In order to accomplish the aforementioned objects in accordance with an aspect of the present invention, there is provided an end point detector to detect a point of time when an etching process ends by using plasma light generated during a plasma process in a chamber of plasma etching equipment, the detector comprising: an optical device for diffracting plasma light generated in the chamber according to the light's spectrum and turning the light into a plurality of optical signals having different wavelengths; a photoelectric transducer including a plurality of unit converting elements having their own unique addresses for receiving the plurality of optical signals and converting the optical signals into corresponding electric signals having levels corresponding to intensities of the corresponding optical signals; an A/D converter for converting the plurality of electric signals of the photoelectric transducer and simultaneously outputting the transformed light intensity data and the unique addresses of the unit converting elements as digital data; and a signal processing device for differentiating the light intensity data and unique addresses, performing a light intensity data synthesizing process of accumulatively storing the light intensity data in sequence to the unique addresses by comparing and determining whether each unique address is identical to a value corresponding to a preset wavelength, until the unique address is the last address, and providing the accumulatively stored light intensity data in real time to a control system that operates to terminate the etching process of the plasma etching equipment.

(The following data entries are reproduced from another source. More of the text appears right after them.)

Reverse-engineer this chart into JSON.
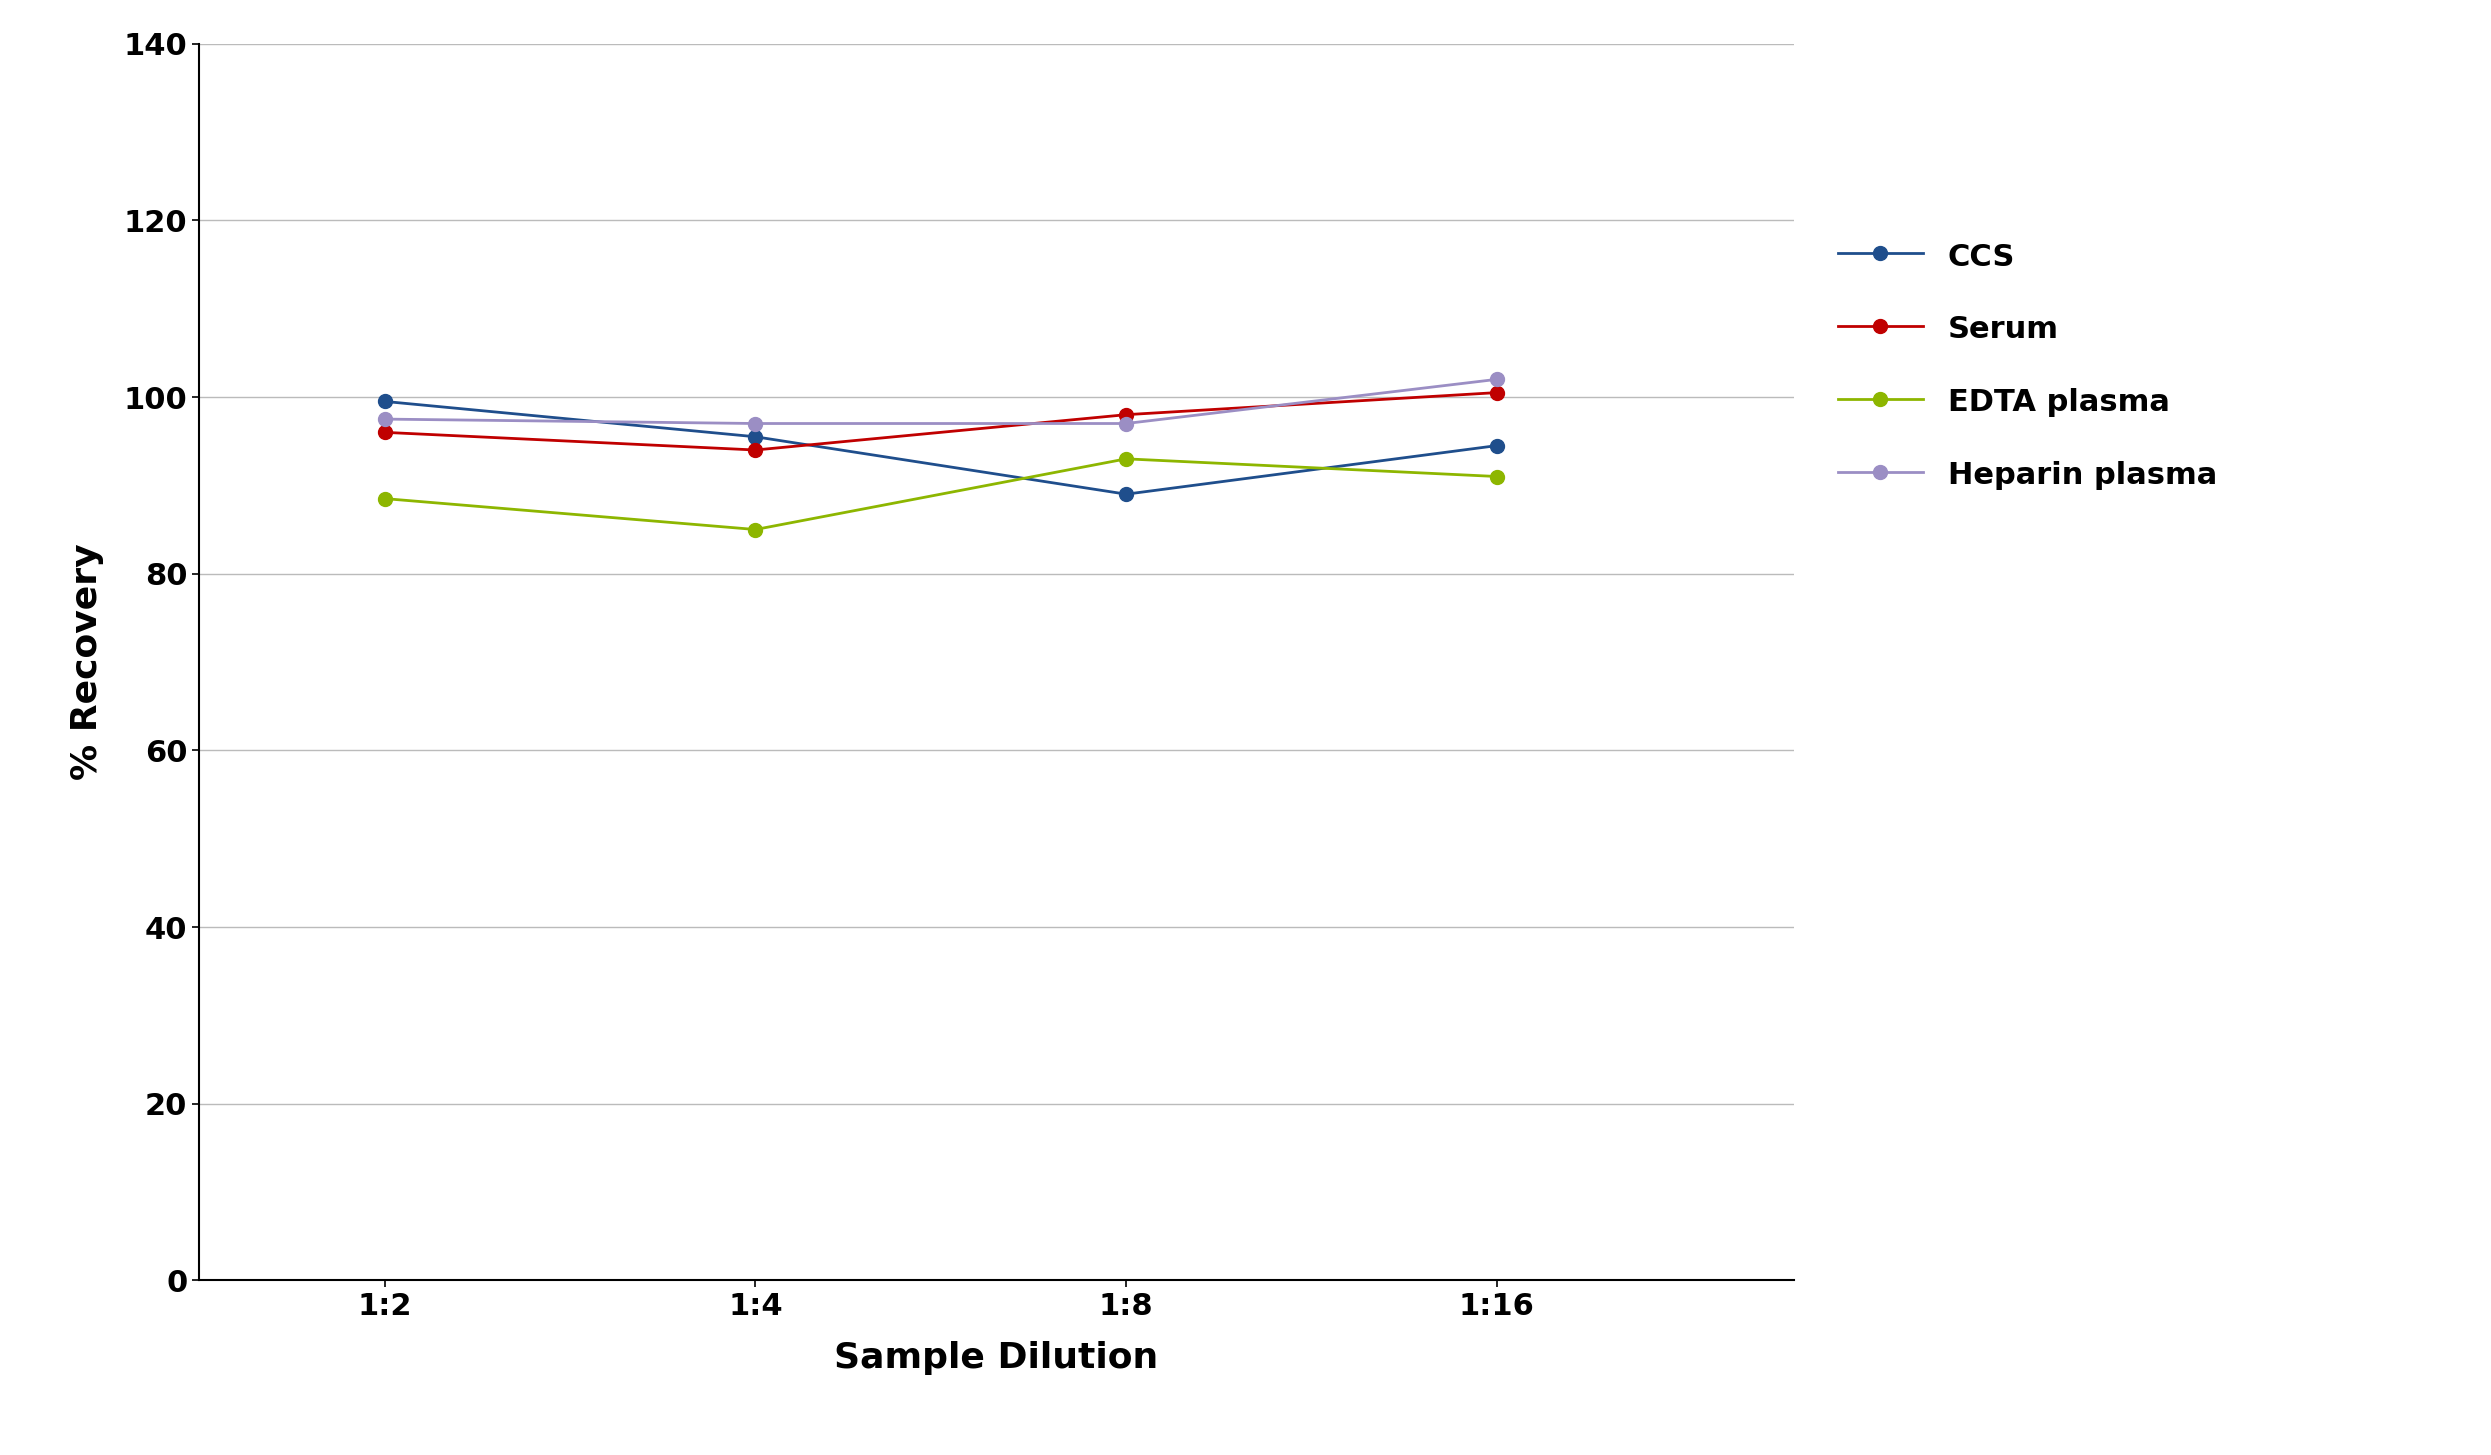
{
  "x_labels": [
    "1:2",
    "1:4",
    "1:8",
    "1:16"
  ],
  "x_positions": [
    0,
    1,
    2,
    3
  ],
  "series": [
    {
      "name": "CCS",
      "color": "#1F4E8C",
      "values": [
        99.5,
        95.5,
        89.0,
        94.5
      ]
    },
    {
      "name": "Serum",
      "color": "#C00000",
      "values": [
        96.0,
        94.0,
        98.0,
        100.5
      ]
    },
    {
      "name": "EDTA plasma",
      "color": "#8DB600",
      "values": [
        88.5,
        85.0,
        93.0,
        91.0
      ]
    },
    {
      "name": "Heparin plasma",
      "color": "#9B8EC4",
      "values": [
        97.5,
        97.0,
        97.0,
        102.0
      ]
    }
  ],
  "xlabel": "Sample Dilution",
  "ylabel": "% Recovery",
  "ylim": [
    0,
    140
  ],
  "yticks": [
    0,
    20,
    40,
    60,
    80,
    100,
    120,
    140
  ],
  "grid_color": "#BBBBBB",
  "background_color": "#FFFFFF",
  "marker_size": 10,
  "line_width": 2.0,
  "xlabel_fontsize": 26,
  "ylabel_fontsize": 26,
  "tick_fontsize": 22,
  "legend_fontsize": 22
}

Also, in accordance with another aspect of the present invention, there is provided a method of detecting an end point using plasma light generated in the chamber of plasma etching equipment during a plasma process, the method comprising the steps of: setting up a diffraction grating which diffracts the plasma light generated in the chamber according to the light emitting spectrum and turning the light into a plurality of optical signals having different wavelengths, a photoelectric transducer, including a plurality of unit converting elements having their own unique addresses, which receives the plurality of optical signals and transforms them into electric signals having levels corresponding to the optical signals' intensities, and an A/D converter which converts the plurality of electric signals of the photoelectric transducer into light intensity data and simultaneously outputs the light intensity data and unique addresses of the unit converting elements as digital data; differentiating the light intensity data and original addresses and comparing the unique addresses with values corresponding to the preset wavelengths until the unique addresses is a last address; and performing a light intensity data synthesizing process of accumulatively storing the light intensity data in sequence to the unique addresses by comparing and determining whether each unique address is identical to a value corresponding to a preset wavelength, thereby enabling the control system of the plasma etching equipment to control termination of the etching process a the basis of the accumulatively stored light intensity data.
There are advantages in the apparatus and method described above in that a layer below the one to be treated is neither over-etched nor damaged because the sensitivity to detect an end point of the etching process is improved by using a plurality of light wavelengths, and a point of time when the etching process ends is detected in real time.